Mimbar, itulah namanya. Ia diberikan nama demikian karena lahir tepat tengah hari Jumat, ketika khatib mulai menyampaikan khutbah shalat Jumat. Ia buta, tapi bukan sejak lahir. Penyakit ganas merenggut penglihatannya ketika ia berumur enam tahun.
Sekarang ia sudah dewasa, sudah punya istri dan satu anak, dua-duanya sempurna, tidak buta seperti dirinya.
Dulu, ia pernah dijodohkan dengan perempuan yang juga buta, tapi dia menolak. Menurutnya, kalau ia buta dan istrinya juga buta, siapa yang akan memperhatikan anak-anaknya. Ia bersikukuh bahwa Allah akan memberikan jodoh yang terbaik baginya, jika ia rajin berdoa dan berusaha.
Allah maha pengasih dan maha penyayang. Doanya terkabul. Ia mendapat istri seorang gadis yang sangat cantik, sempurna lahir dan batin. Tidak cacat, tidak kurang suatu apapun. Gadis itu mencintainya, benar-benar cinta buta, walaupun gadis itu memiliki penglihatan yang sempurna. Kita tidak pernah tahu apa yang membuat gadis itu jatuh cinta pada pemuda buta. Tapi begitulah Allah menunjukkan ke-Maha Kasih dan ke-Maha Kuasa-anNya.

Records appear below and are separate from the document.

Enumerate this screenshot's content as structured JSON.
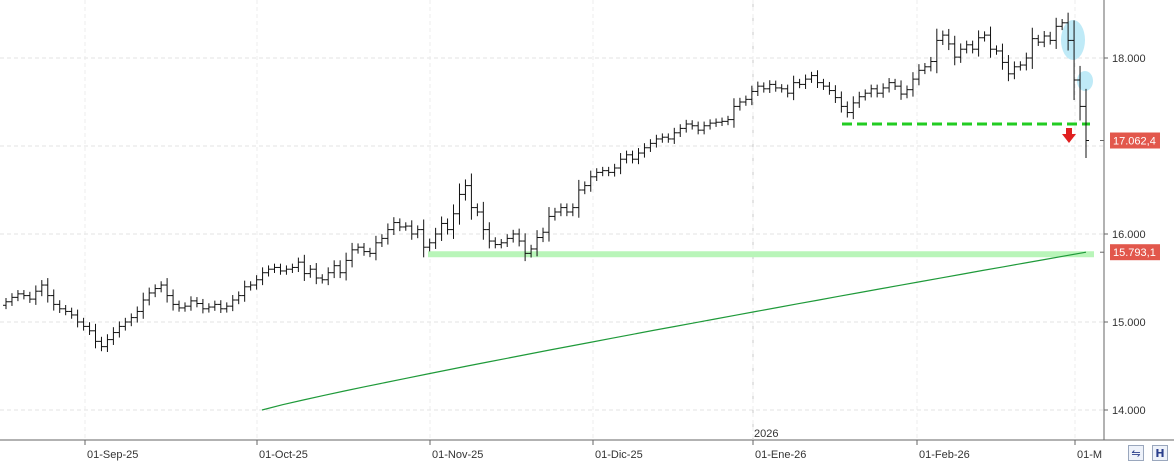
{
  "chart_data": {
    "type": "ohlc",
    "y_axis": {
      "ticks": [
        "18.000",
        "16.000",
        "15.000",
        "14.000"
      ],
      "position": "right"
    },
    "x_axis": {
      "labels": [
        "01-Sep-25",
        "01-Oct-25",
        "01-Nov-25",
        "01-Dic-25",
        "2026",
        "01-Ene-26",
        "01-Feb-26",
        "01-M"
      ]
    },
    "price_tags": [
      {
        "value": 17062.4,
        "label": "17.062,4",
        "color": "#e2574c"
      },
      {
        "value": 15793.1,
        "label": "15.793,1",
        "color": "#e2574c"
      }
    ],
    "closes": [
      15230,
      15280,
      15320,
      15300,
      15260,
      15350,
      15420,
      15300,
      15200,
      15150,
      15120,
      15080,
      15000,
      14950,
      14900,
      14780,
      14720,
      14800,
      14880,
      14950,
      15000,
      15050,
      15120,
      15250,
      15330,
      15380,
      15420,
      15300,
      15200,
      15160,
      15180,
      15240,
      15210,
      15150,
      15170,
      15200,
      15150,
      15180,
      15250,
      15300,
      15400,
      15420,
      15480,
      15560,
      15600,
      15620,
      15580,
      15600,
      15620,
      15680,
      15550,
      15600,
      15500,
      15480,
      15560,
      15640,
      15560,
      15700,
      15820,
      15850,
      15800,
      15780,
      15900,
      15950,
      16050,
      16130,
      16080,
      16090,
      16000,
      16050,
      15850,
      15900,
      16000,
      16120,
      16050,
      16230,
      16450,
      16550,
      16300,
      16250,
      16050,
      15920,
      15880,
      15900,
      15950,
      16000,
      15920,
      15780,
      15830,
      15960,
      16020,
      16200,
      16250,
      16300,
      16250,
      16300,
      16500,
      16550,
      16650,
      16700,
      16720,
      16700,
      16750,
      16850,
      16900,
      16850,
      16920,
      16980,
      17030,
      17080,
      17100,
      17080,
      17150,
      17200,
      17250,
      17230,
      17180,
      17230,
      17260,
      17270,
      17280,
      17300,
      17450,
      17500,
      17530,
      17620,
      17680,
      17650,
      17700,
      17660,
      17650,
      17600,
      17720,
      17700,
      17760,
      17800,
      17720,
      17680,
      17630,
      17550,
      17450,
      17380,
      17490,
      17560,
      17600,
      17650,
      17600,
      17660,
      17720,
      17680,
      17590,
      17640,
      17760,
      17860,
      17900,
      17960,
      18200,
      18260,
      18160,
      18010,
      18100,
      18150,
      18100,
      18230,
      18260,
      18100,
      18080,
      17950,
      17820,
      17900,
      17920,
      18000,
      18220,
      18180,
      18250,
      18200,
      18360,
      18400,
      18200,
      17750,
      17450,
      17062.4
    ],
    "moving_average": {
      "start": 14000,
      "end": 15793.1
    },
    "annotations": [
      {
        "type": "support-line",
        "value": 17400,
        "color": "#22cc22",
        "style": "dashed"
      },
      {
        "type": "support-band",
        "value": 15770,
        "color": "#b9f5b9"
      },
      {
        "type": "down-arrow",
        "color": "#e02020"
      },
      {
        "type": "highlight-ellipse",
        "color": "#bfeaf7"
      }
    ]
  },
  "icons": {
    "scroll": "scroll-arrows-icon",
    "tool": "h-tool-icon"
  }
}
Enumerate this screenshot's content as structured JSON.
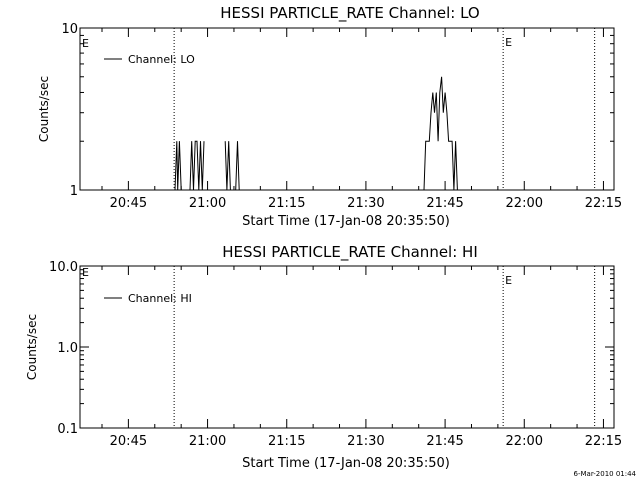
{
  "footer": {
    "timestamp": "6-Mar-2010 01:44"
  },
  "chart_data": [
    {
      "type": "line",
      "title": "HESSI PARTICLE_RATE Channel: LO",
      "xlabel": "Start Time (17-Jan-08 20:35:50)",
      "ylabel": "Counts/sec",
      "yscale": "log",
      "ylim": [
        1,
        10
      ],
      "yticks": [
        {
          "value": 1,
          "label": "1"
        },
        {
          "value": 10,
          "label": "10"
        }
      ],
      "xlim": [
        "20:35:50",
        "22:17:00"
      ],
      "xticks": [
        "20:45",
        "21:00",
        "21:15",
        "21:30",
        "21:45",
        "22:00",
        "22:15"
      ],
      "legend": {
        "placement": "top-left",
        "entries": [
          "Channel: LO"
        ]
      },
      "markers": [
        {
          "time": "20:53:40",
          "label": "",
          "style": "dotted"
        },
        {
          "time": "21:56:00",
          "label": "E",
          "style": "dotted"
        },
        {
          "time": "22:13:20",
          "label": "",
          "style": "dotted"
        }
      ],
      "left_marker_label": "E",
      "series": [
        {
          "name": "Channel: LO",
          "points": [
            [
              "20:53:50",
              1
            ],
            [
              "20:54:10",
              2
            ],
            [
              "20:54:20",
              1
            ],
            [
              "20:54:40",
              2
            ],
            [
              "20:55:00",
              1
            ],
            [
              "20:56:40",
              1
            ],
            [
              "20:57:00",
              2
            ],
            [
              "20:57:20",
              1
            ],
            [
              "20:57:40",
              2
            ],
            [
              "20:58:00",
              2
            ],
            [
              "20:58:20",
              1
            ],
            [
              "20:58:40",
              2
            ],
            [
              "20:59:00",
              1
            ],
            [
              "20:59:20",
              2
            ],
            [
              "21:03:20",
              2
            ],
            [
              "21:03:40",
              1
            ],
            [
              "21:04:00",
              2
            ],
            [
              "21:04:20",
              1
            ],
            [
              "21:05:20",
              1
            ],
            [
              "21:05:40",
              2
            ],
            [
              "21:06:00",
              1
            ],
            [
              "21:41:00",
              1
            ],
            [
              "21:41:20",
              2
            ],
            [
              "21:42:00",
              2
            ],
            [
              "21:42:20",
              3
            ],
            [
              "21:42:40",
              4
            ],
            [
              "21:43:00",
              3
            ],
            [
              "21:43:20",
              4
            ],
            [
              "21:43:40",
              2
            ],
            [
              "21:44:00",
              4
            ],
            [
              "21:44:20",
              5
            ],
            [
              "21:44:40",
              3
            ],
            [
              "21:45:00",
              4
            ],
            [
              "21:45:20",
              3
            ],
            [
              "21:45:40",
              2
            ],
            [
              "21:46:20",
              2
            ],
            [
              "21:46:40",
              1
            ],
            [
              "21:47:00",
              2
            ],
            [
              "21:47:20",
              1
            ]
          ]
        }
      ]
    },
    {
      "type": "line",
      "title": "HESSI PARTICLE_RATE Channel: HI",
      "xlabel": "Start Time (17-Jan-08 20:35:50)",
      "ylabel": "Counts/sec",
      "yscale": "log",
      "ylim": [
        0.1,
        10
      ],
      "yticks": [
        {
          "value": 0.1,
          "label": "0.1"
        },
        {
          "value": 1,
          "label": "1.0"
        },
        {
          "value": 10,
          "label": "10.0"
        }
      ],
      "xlim": [
        "20:35:50",
        "22:17:00"
      ],
      "xticks": [
        "20:45",
        "21:00",
        "21:15",
        "21:30",
        "21:45",
        "22:00",
        "22:15"
      ],
      "legend": {
        "placement": "top-left",
        "entries": [
          "Channel: HI"
        ]
      },
      "markers": [
        {
          "time": "20:53:40",
          "label": "",
          "style": "dotted"
        },
        {
          "time": "21:56:00",
          "label": "E",
          "style": "dotted"
        },
        {
          "time": "22:13:20",
          "label": "",
          "style": "dotted"
        }
      ],
      "left_marker_label": "E",
      "series": [
        {
          "name": "Channel: HI",
          "points": []
        }
      ]
    }
  ]
}
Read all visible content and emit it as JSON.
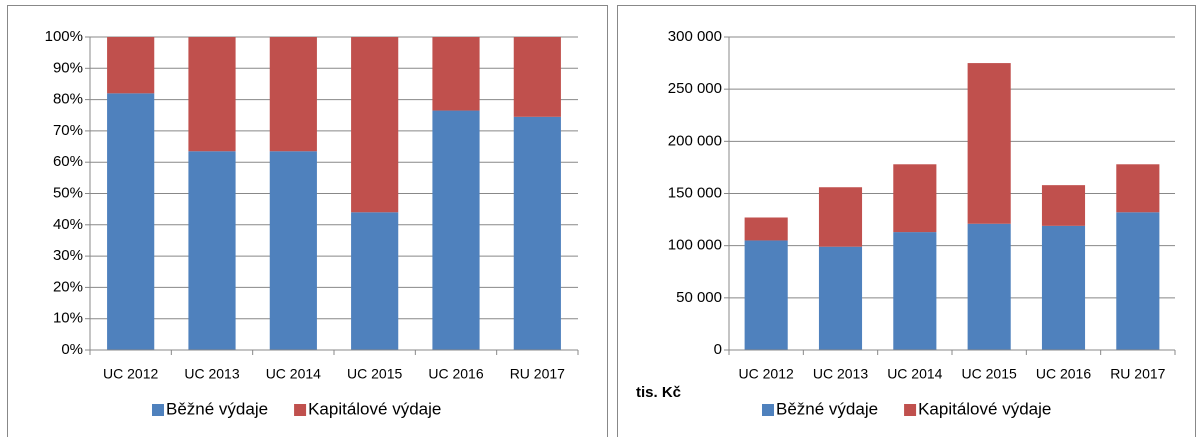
{
  "chart_data": [
    {
      "type": "bar",
      "stacked": true,
      "categories": [
        "UC 2012",
        "UC 2013",
        "UC 2014",
        "UC 2015",
        "UC 2016",
        "RU 2017"
      ],
      "series": [
        {
          "name": "Běžné výdaje",
          "color": "#4f81bd",
          "values": [
            82,
            63.5,
            63.5,
            44,
            76.5,
            74.5
          ]
        },
        {
          "name": "Kapitálové výdaje",
          "color": "#c0504d",
          "values": [
            18,
            36.5,
            36.5,
            56,
            23.5,
            25.5
          ]
        }
      ],
      "ylim": [
        0,
        100
      ],
      "yticks": [
        {
          "value": 0,
          "label": "0%"
        },
        {
          "value": 10,
          "label": "10%"
        },
        {
          "value": 20,
          "label": "20%"
        },
        {
          "value": 30,
          "label": "30%"
        },
        {
          "value": 40,
          "label": "40%"
        },
        {
          "value": 50,
          "label": "50%"
        },
        {
          "value": 60,
          "label": "60%"
        },
        {
          "value": 70,
          "label": "70%"
        },
        {
          "value": 80,
          "label": "80%"
        },
        {
          "value": 90,
          "label": "90%"
        },
        {
          "value": 100,
          "label": "100%"
        }
      ],
      "grid": true,
      "legend": "bottom"
    },
    {
      "type": "bar",
      "stacked": true,
      "ylabel": "tis. Kč",
      "categories": [
        "UC 2012",
        "UC 2013",
        "UC 2014",
        "UC 2015",
        "UC 2016",
        "RU 2017"
      ],
      "series": [
        {
          "name": "Běžné výdaje",
          "color": "#4f81bd",
          "values": [
            105000,
            99000,
            113000,
            121000,
            119000,
            132000
          ]
        },
        {
          "name": "Kapitálové výdaje",
          "color": "#c0504d",
          "values": [
            22000,
            57000,
            65000,
            154000,
            39000,
            46000
          ]
        }
      ],
      "ylim": [
        0,
        300000
      ],
      "yticks": [
        0,
        {
          "value": 50000,
          "label": "50 000"
        },
        {
          "value": 100000,
          "label": "100 000"
        },
        {
          "value": 150000,
          "label": "150 000"
        },
        {
          "value": 200000,
          "label": "200 000"
        },
        {
          "value": 250000,
          "label": "250 000"
        },
        {
          "value": 300000,
          "label": "300 000"
        }
      ],
      "grid": true,
      "legend": "bottom"
    }
  ]
}
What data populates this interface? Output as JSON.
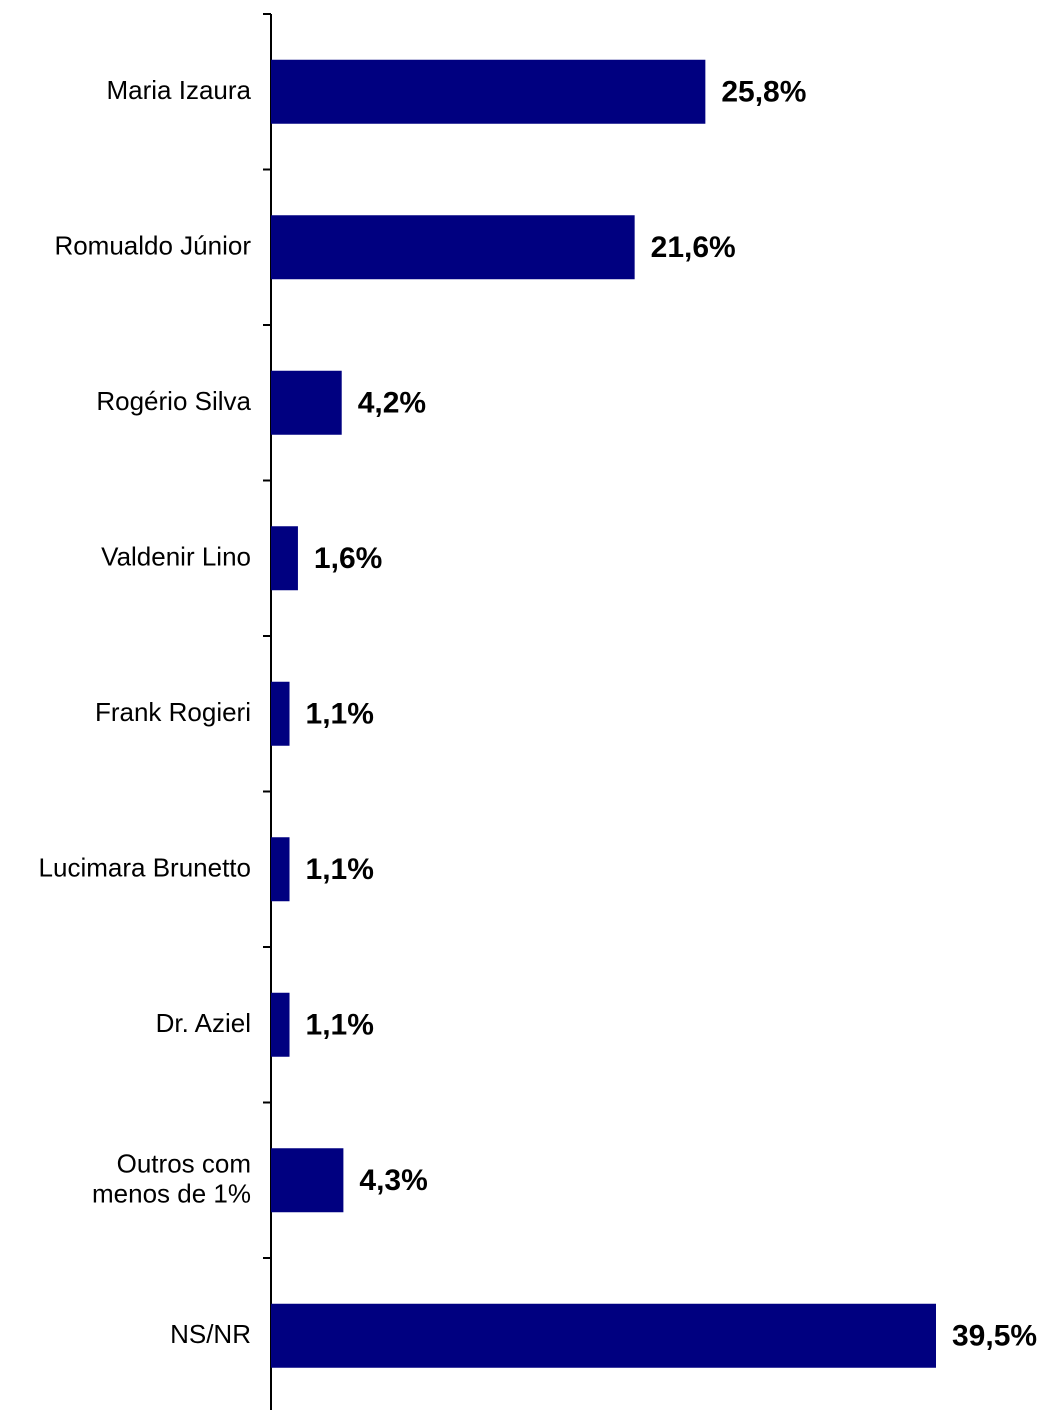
{
  "chart_data": {
    "type": "bar",
    "orientation": "horizontal",
    "categories": [
      "Maria Izaura",
      "Romualdo Júnior",
      "Rogério Silva",
      "Valdenir Lino",
      "Frank Rogieri",
      "Lucimara Brunetto",
      "Dr. Aziel",
      "Outros com\nmenos de 1%",
      "NS/NR"
    ],
    "values": [
      25.8,
      21.6,
      4.2,
      1.6,
      1.1,
      1.1,
      1.1,
      4.3,
      39.5
    ],
    "value_labels": [
      "25,8%",
      "21,6%",
      "4,2%",
      "1,6%",
      "1,1%",
      "1,1%",
      "1,1%",
      "4,3%",
      "39,5%"
    ],
    "xlim": [
      0,
      39.5
    ],
    "grid": false,
    "legend": "none",
    "bar_color": "#000080",
    "title": "",
    "xlabel": "",
    "ylabel": ""
  }
}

Tadi, ia memimpin shalat tarawih di masjid kami. Mata kami semua berkaca, kagum dan terharu, bagaimana mungkin seorang yang buta bisa hafal dan fasih melantunkan ayat suci, jauh lebih fasih dari imam yang memimpin shalat tarawih malam-malam sebelumnya.
Begitulah, Allah maha adil. Ia memang tidak bisa belajar ayat suci dari membaca. Tapi ia punya pendengaran dan ingatan yang sangat sempurna, sehingga ia dapat menghafal ayat suci hanya melalui telinga. Saya yakin, hafalan dan kefasihannya jauh melebihi kami semua yang punya fisik sempurna
Allah maha kuasa, semua yang terjadi di dunia hanya atas kehendakNya.
Tulisan ini bukan fiksi, tapi benar-benar terjadi.